Virginia took the direction leading to the station. Many a time she had watched the trains rush by on their way to New York, but never in those multitudinous yesterdays had it entered her mind that some day she would go over that same way, to be gone possibly forever. The wind was blowing at such a terrific rate that Jinnie could scarcely walk. There was no fear in her heart, only deep solemnity and a sense of awe at the magnificence of a storm. She had left the farmhouse so suddenly that the loneliness of parting had not then been forced upon her as it was now; the realization was settling slowly upon the clouded young mind.

She was a mere puppet in the hands of an inexorable fate, which had shown her little mercy or benevolence.

Out of sight of the Merriweather homestead, she kept to the path along the highway, now and then shifting the pail from one hand to the other, and clasping the beloved fiddle to her breast. Once she looked down to find Milly Ann peeping above the rim of the pail. Jinnie could see the glint of her greenish eyes. She stopped and, with a tenderly spoken admonition, covered her more closely with the roller towel. When the lighted station-house glimmered through the falling snow, Jinnie sighed with relief.

"I couldn't 've carried you and the fiddle much farther, Milly Ann," she murmured.

At that moment a tall figure, herculean in size, loomed out of the night and advanced hastily. The man's head was bent forward against the storm. Virginia caught a glimpse of his face as he passed in the streak of light thrown out from the station.

He sprang to the platform and disappeared in the doorway. Jinnie saw him plainly when she, too, entered, and her eyes followed him as he went out.

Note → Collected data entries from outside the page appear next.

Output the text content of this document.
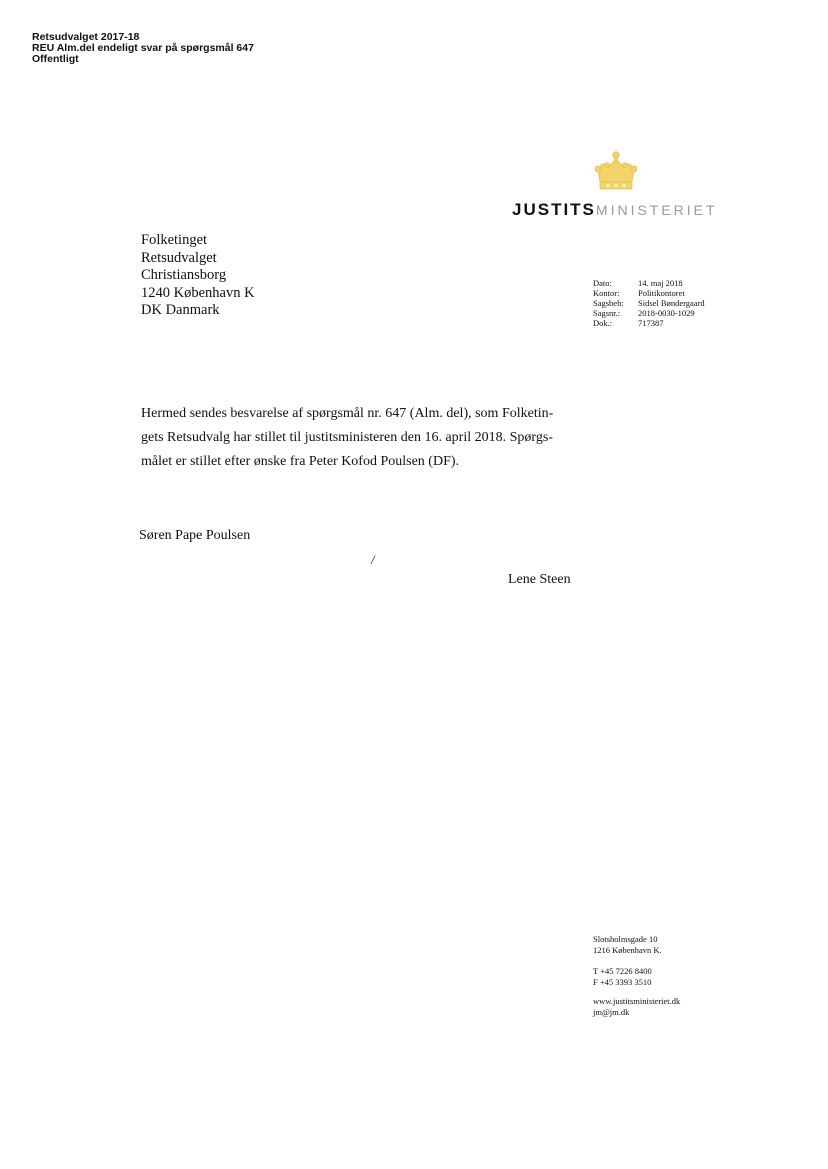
Retsudvalget 2017-18
REU Alm.del endeligt svar på spørgsmål 647
Offentligt
JUSTITSMINISTERIET
Folketinget
Retsudvalget
Christiansborg
1240 København K
DK Danmark
Dato:	14. maj 2018
Kontor:	Politikontoret
Sagsbeh:	Sidsel Bøndergaard
Sagsnr.:	2018-0030-1029
Dok.:	717387
Hermed sendes besvarelse af spørgsmål nr. 647 (Alm. del), som Folketin-
gets Retsudvalg har stillet til justitsministeren den 16. april 2018. Spørgs-
målet er stillet efter ønske fra Peter Kofod Poulsen (DF).
Søren Pape Poulsen
/
Lene Steen
Slotsholmsgade 10
1216 København K.
T +45 7226 8400
F +45 3393 3510
www.justitsministeriet.dk
jm@jm.dk
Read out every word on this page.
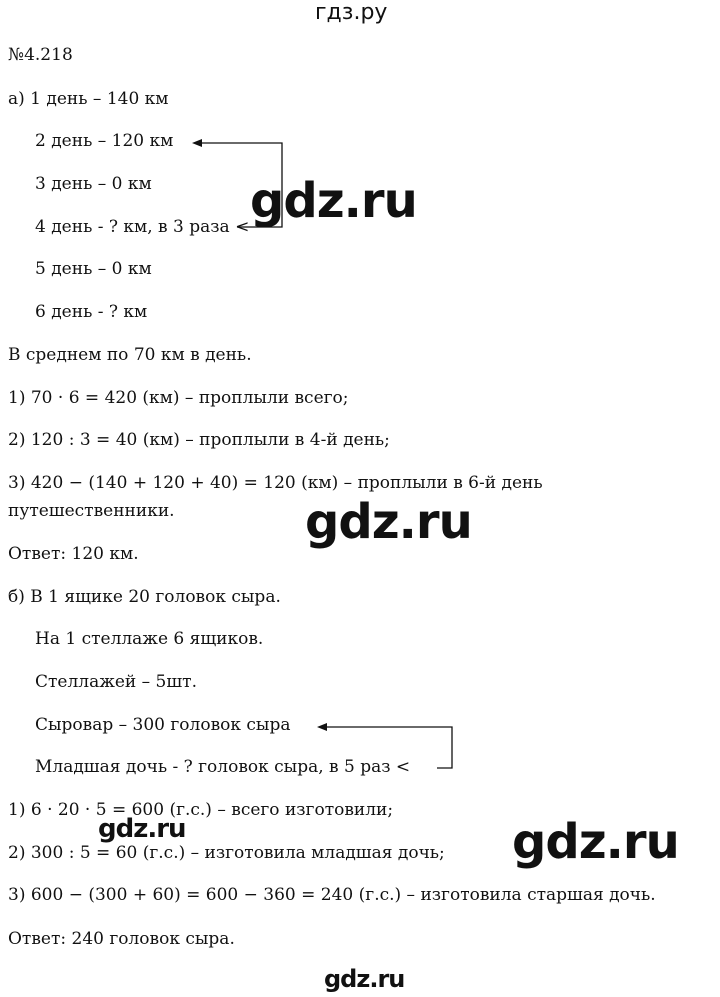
гдз.ру
№4.218
а) 1 день – 140 км
2 день – 120 км
3 день – 0 км
4 день - ? км, в 3 раза <
5 день – 0 км
6 день - ? км
В среднем по 70 км в день.
1) 70 · 6 = 420 (км) – проплыли всего;
2) 120 : 3 = 40 (км) – проплыли в 4-й день;
3) 420 − (140 + 120 + 40) = 120 (км) – проплыли в 6-й день
путешественники.
Ответ: 120 км.
б) В 1 ящике 20 головок сыра.
На 1 стеллаже 6 ящиков.
Стеллажей – 5шт.
Сыровар – 300 головок сыра
Младшая дочь - ? головок сыра, в 5 раз <
1) 6 · 20 · 5 = 600 (г.с.) – всего изготовили;
2) 300 : 5 = 60 (г.с.) – изготовила младшая дочь;
3) 600 − (300 + 60) = 600 − 360 = 240 (г.с.) – изготовила старшая дочь.
Ответ: 240 головок сыра.
gdz.ru
gdz.ru
gdz.ru	gdz.ru
gdz.ru
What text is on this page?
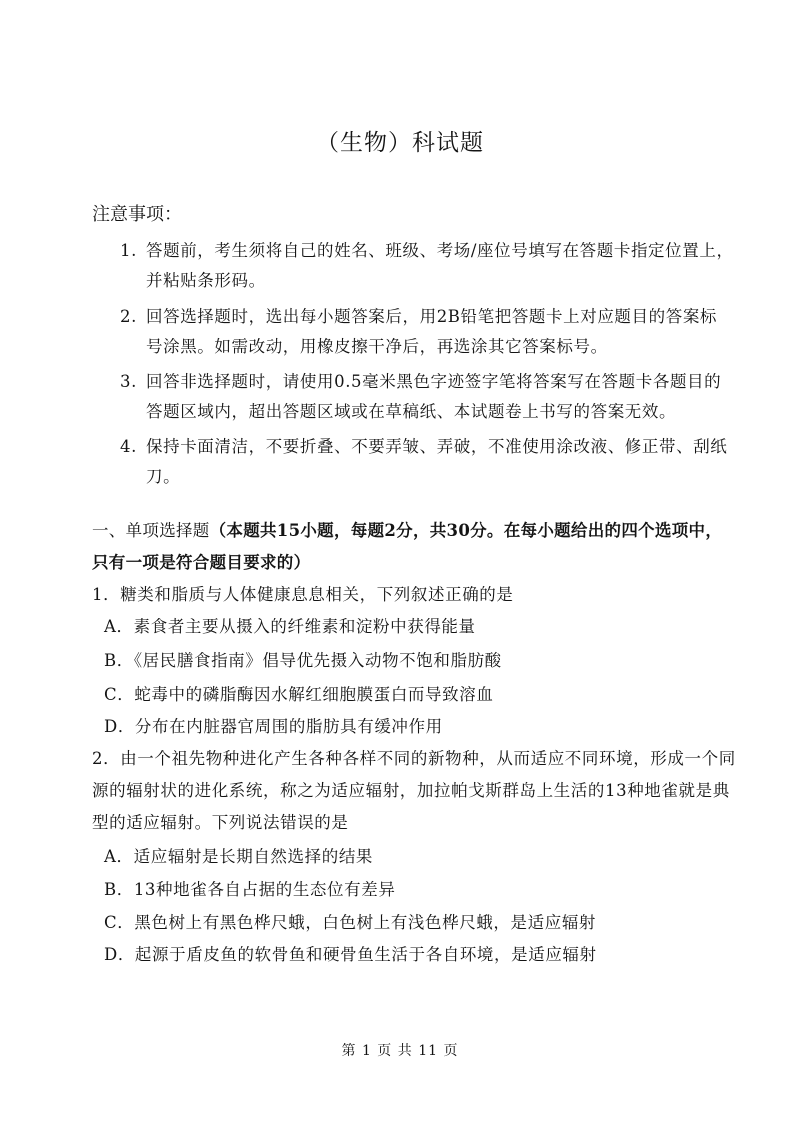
（生物）科试题
注意事项：
1. 答题前，考生须将自己的姓名、班级、考场/座位号填写在答题卡指定位置上，
并粘贴条形码。
2. 回答选择题时，选出每小题答案后，用2B铅笔把答题卡上对应题目的答案标
号涂黑。如需改动，用橡皮擦干净后，再选涂其它答案标号。
3. 回答非选择题时，请使用0.5毫米黑色字迹签字笔将答案写在答题卡各题目的
答题区域内，超出答题区域或在草稿纸、本试题卷上书写的答案无效。
4. 保持卡面清洁，不要折叠、不要弄皱、弄破，不准使用涂改液、修正带、刮纸
刀。
一、单项选择题（本题共15小题，每题2分，共30分。在每小题给出的四个选项中，
只有一项是符合题目要求的）
1．糖类和脂质与人体健康息息相关，下列叙述正确的是
A．素食者主要从摄入的纤维素和淀粉中获得能量
B．《居民膳食指南》倡导优先摄入动物不饱和脂肪酸
C．蛇毒中的磷脂酶因水解红细胞膜蛋白而导致溶血
D．分布在内脏器官周围的脂肪具有缓冲作用
2．由一个祖先物种进化产生各种各样不同的新物种，从而适应不同环境，形成一个同
源的辐射状的进化系统，称之为适应辐射，加拉帕戈斯群岛上生活的13种地雀就是典
型的适应辐射。下列说法错误的是
A．适应辐射是长期自然选择的结果
B．13种地雀各自占据的生态位有差异
C．黑色树上有黑色桦尺蛾，白色树上有浅色桦尺蛾，是适应辐射
D．起源于盾皮鱼的软骨鱼和硬骨鱼生活于各自环境，是适应辐射
第 1 页 共 11 页
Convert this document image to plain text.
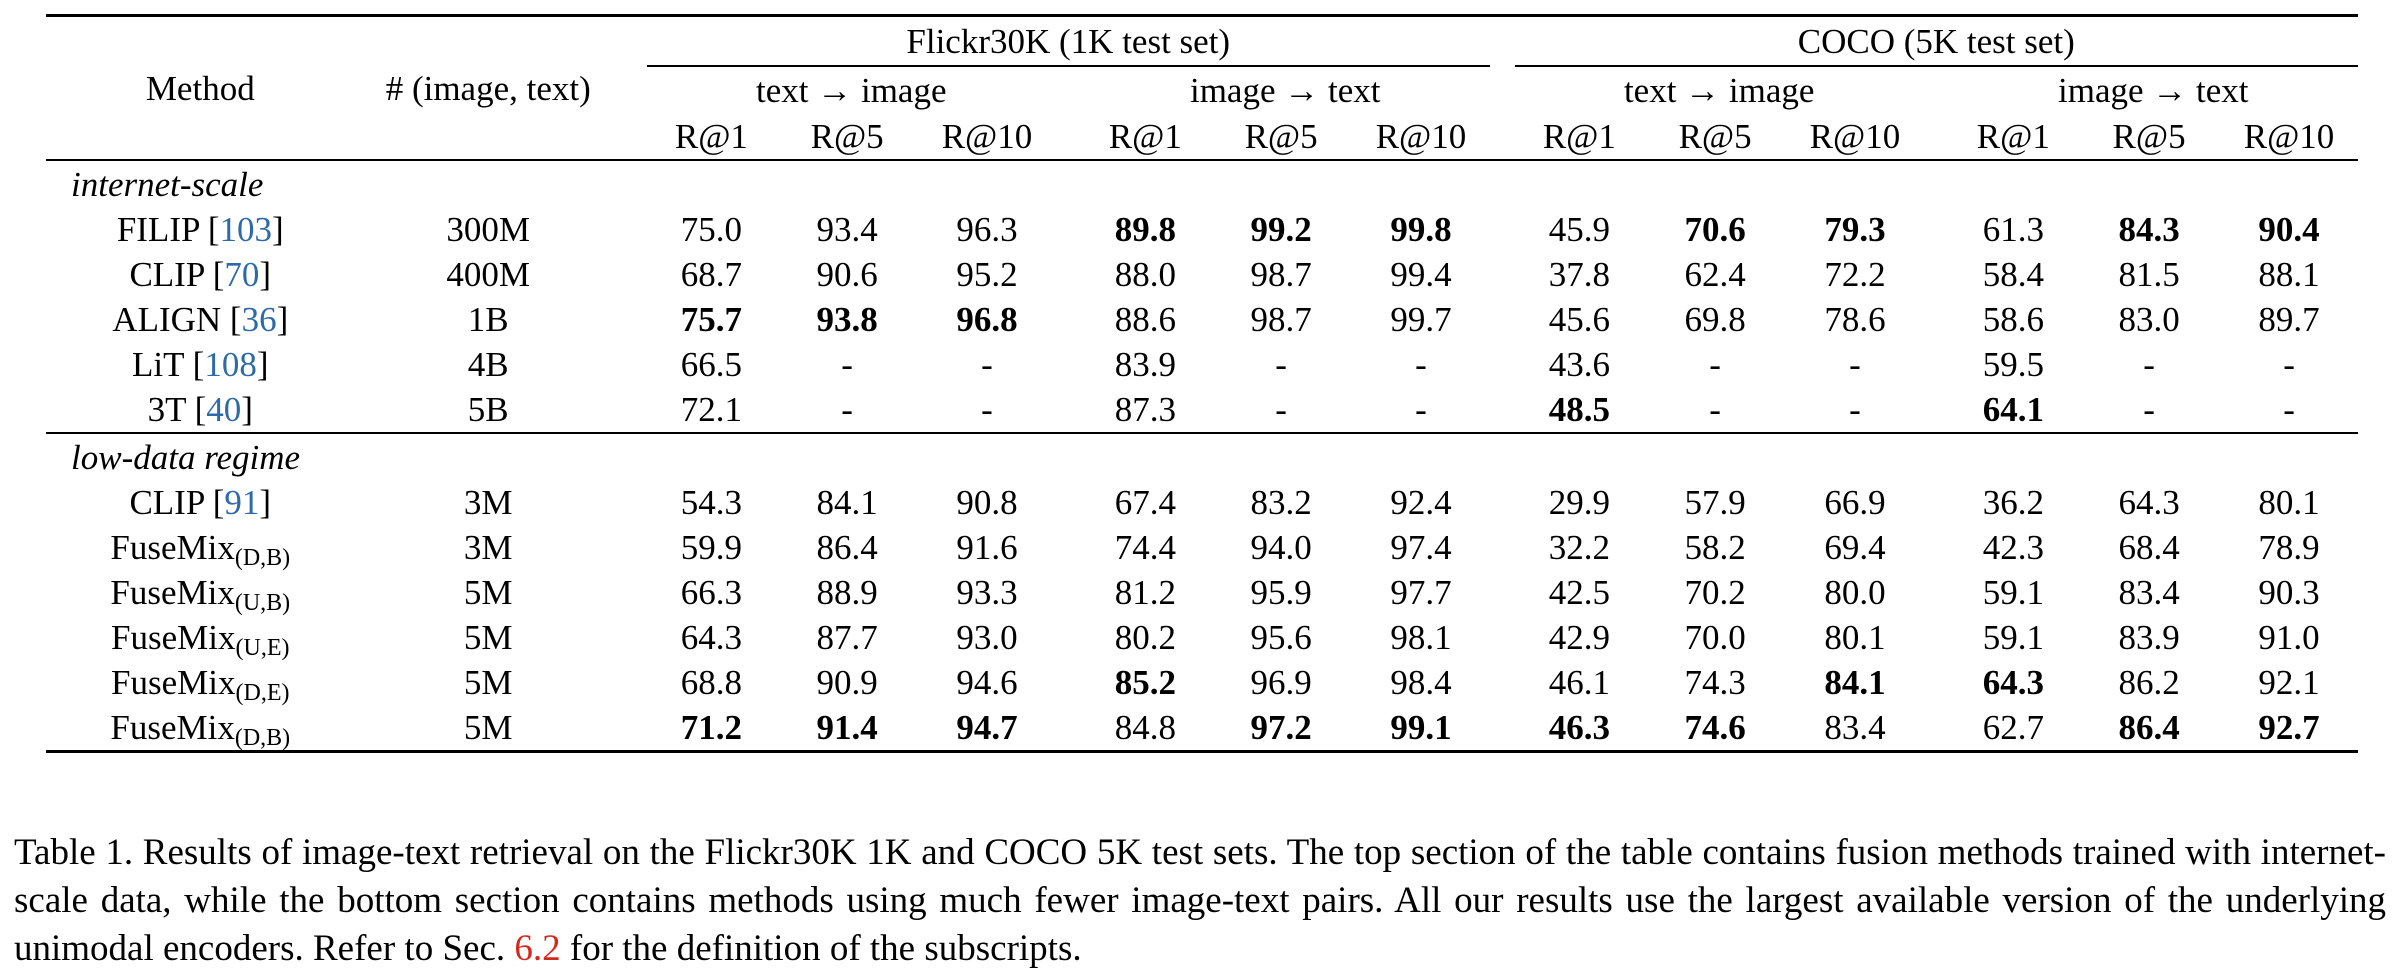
Method	# (image, text)		Flickr30K (1K test set)								COCO (5K test set)						
			text → image				image → text				text → image				image → text		
			R@1	R@5	R@10		R@1	R@5	R@10		R@1	R@5	R@10		R@1	R@5	R@10
internet-scale																	
FILIP [103]	300M		75.0	93.4	96.3		89.8	99.2	99.8		45.9	70.6	79.3		61.3	84.3	90.4
CLIP [70]	400M		68.7	90.6	95.2		88.0	98.7	99.4		37.8	62.4	72.2		58.4	81.5	88.1
ALIGN [36]	1B		75.7	93.8	96.8		88.6	98.7	99.7		45.6	69.8	78.6		58.6	83.0	89.7
LiT [108]	4B		66.5	-	-		83.9	-	-		43.6	-	-		59.5	-	-
3T [40]	5B		72.1	-	-		87.3	-	-		48.5	-	-		64.1	-	-
low-data regime																	
CLIP [91]	3M		54.3	84.1	90.8		67.4	83.2	92.4		29.9	57.9	66.9		36.2	64.3	80.1
FuseMix$_{(D,B)}$	3M		59.9	86.4	91.6		74.4	94.0	97.4		32.2	58.2	69.4		42.3	68.4	78.9
FuseMix$_{(U,B)}$	5M		66.3	88.9	93.3		81.2	95.9	97.7		42.5	70.2	80.0		59.1	83.4	90.3
FuseMix$_{(U,E)}$	5M		64.3	87.7	93.0		80.2	95.6	98.1		42.9	70.0	80.1		59.1	83.9	91.0
FuseMix$_{(D,E)}$	5M		68.8	90.9	94.6		85.2	96.9	98.4		46.1	74.3	84.1		64.3	86.2	92.1
FuseMix$_{(D,B)}$	5M		71.2	91.4	94.7		84.8	97.2	99.1		46.3	74.6	83.4		62.7	86.4	92.7

Table 1. Results of image-text retrieval on the Flickr30K 1K and COCO 5K test sets. The top section of the table contains fusion methods trained with internet-scale data, while the bottom section contains methods using much fewer image-text pairs. All our results use the largest available version of the underlying unimodal encoders. Refer to Sec. 6.2 for the definition of the subscripts.
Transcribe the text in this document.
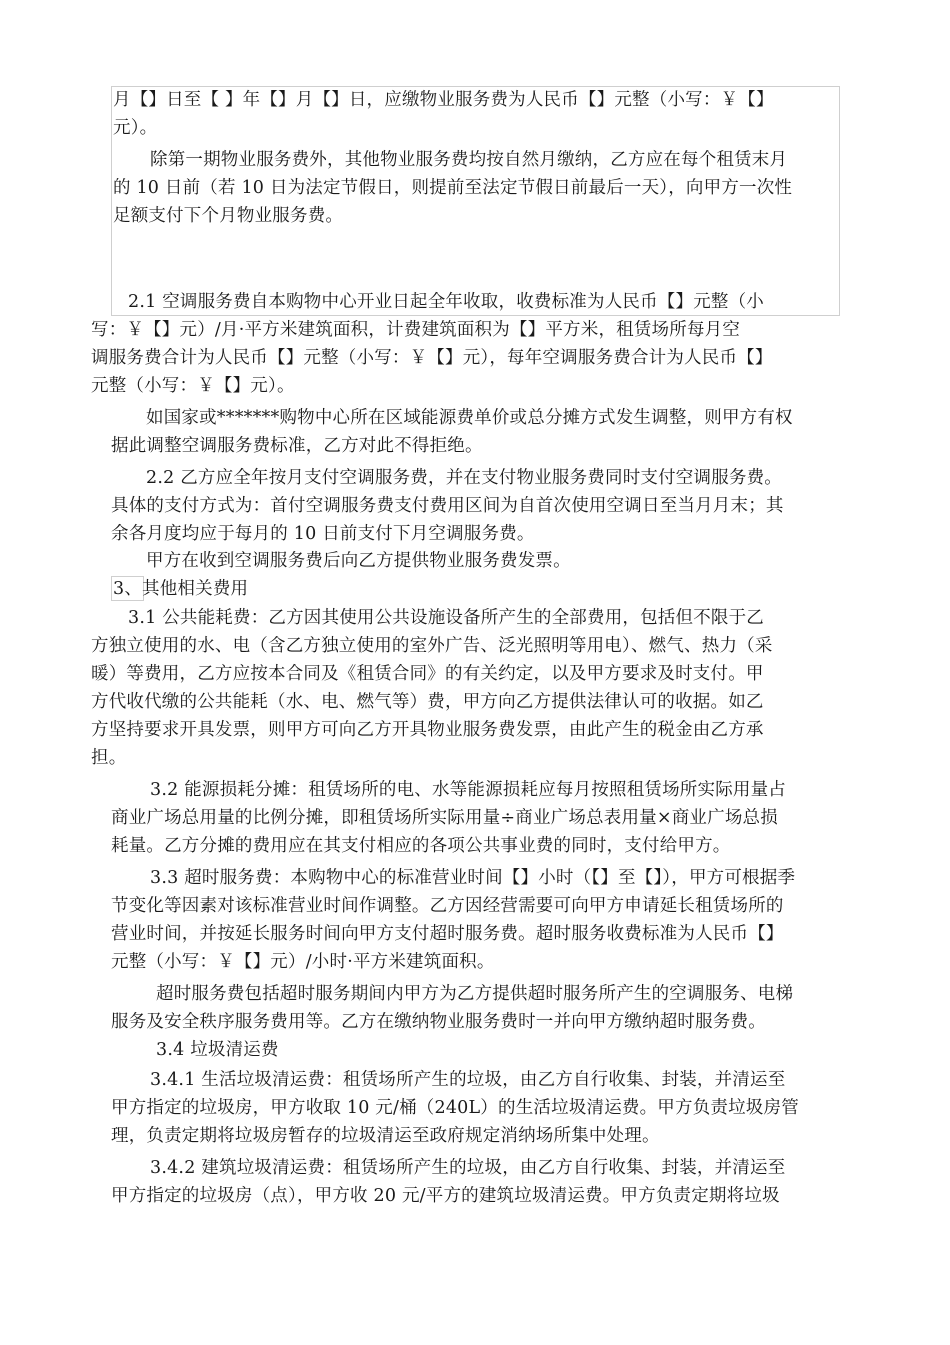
月【】日至【 】年【】月【】日，应缴物业服务费为人民币【】元整（小写：￥【】
元）。
除第一期物业服务费外，其他物业服务费均按自然月缴纳，乙方应在每个租赁末月
的 10 日前（若 10 日为法定节假日，则提前至法定节假日前最后一天），向甲方一次性
足额支付下个月物业服务费。
2.1 空调服务费自本购物中心开业日起全年收取，收费标准为人民币【】元整（小
写：￥【】元）/月·平方米建筑面积，计费建筑面积为【】平方米，租赁场所每月空
调服务费合计为人民币【】元整（小写：￥【】元），每年空调服务费合计为人民币【】
元整（小写：￥【】元）。
如国家或*******购物中心所在区域能源费单价或总分摊方式发生调整，则甲方有权
据此调整空调服务费标准，乙方对此不得拒绝。
2.2 乙方应全年按月支付空调服务费，并在支付物业服务费同时支付空调服务费。
具体的支付方式为：首付空调服务费支付费用区间为自首次使用空调日至当月月末；其
余各月度均应于每月的 10 日前支付下月空调服务费。
甲方在收到空调服务费后向乙方提供物业服务费发票。
3、其他相关费用
3.1 公共能耗费：乙方因其使用公共设施设备所产生的全部费用，包括但不限于乙
方独立使用的水、电（含乙方独立使用的室外广告、泛光照明等用电）、燃气、热力（采
暖）等费用，乙方应按本合同及《租赁合同》的有关约定，以及甲方要求及时支付。甲
方代收代缴的公共能耗（水、电、燃气等）费，甲方向乙方提供法律认可的收据。如乙
方坚持要求开具发票，则甲方可向乙方开具物业服务费发票，由此产生的税金由乙方承
担。
3.2 能源损耗分摊：租赁场所的电、水等能源损耗应每月按照租赁场所实际用量占
商业广场总用量的比例分摊，即租赁场所实际用量÷商业广场总表用量×商业广场总损
耗量。乙方分摊的费用应在其支付相应的各项公共事业费的同时，支付给甲方。
3.3 超时服务费：本购物中心的标准营业时间【】小时（【】至【】），甲方可根据季
节变化等因素对该标准营业时间作调整。乙方因经营需要可向甲方申请延长租赁场所的
营业时间，并按延长服务时间向甲方支付超时服务费。超时服务收费标准为人民币【】
元整（小写：￥【】元）/小时·平方米建筑面积。
超时服务费包括超时服务期间内甲方为乙方提供超时服务所产生的空调服务、电梯
服务及安全秩序服务费用等。乙方在缴纳物业服务费时一并向甲方缴纳超时服务费。
3.4 垃圾清运费
3.4.1 生活垃圾清运费：租赁场所产生的垃圾，由乙方自行收集、封装，并清运至
甲方指定的垃圾房，甲方收取 10 元/桶（240L）的生活垃圾清运费。甲方负责垃圾房管
理，负责定期将垃圾房暂存的垃圾清运至政府规定消纳场所集中处理。
3.4.2 建筑垃圾清运费：租赁场所产生的垃圾，由乙方自行收集、封装，并清运至
甲方指定的垃圾房（点），甲方收 20 元/平方的建筑垃圾清运费。甲方负责定期将垃圾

She had never seen him before. Like the man in the Merriweather kitchen, he bore the stamp of the city upon him.

Virginia bought her ticket as her father had directed, and while the pail was still on the floor, she bent to examine Milly Ann and the kittens. The latter were asleep, but the mother-cat lazily opened her eyes to greet, with a purr, the soft touch of Jinnie's fingers. The girl waited inside the room until the shriek of the engine's whistle told her of its approach; then, with the fiddle and the pail, she walked to the platform.

The long, snakelike train was edging the hill, its headlight bearing down the track in one straight, glittering line.

For the first time in her life, Jinnie felt really afraid. In other days, with beating heart, she had hugged close to the roadside as the monster slipped either into the station and stopped, or rushed around the curve. Tonight she was going aboard, over into a strange land among strange people.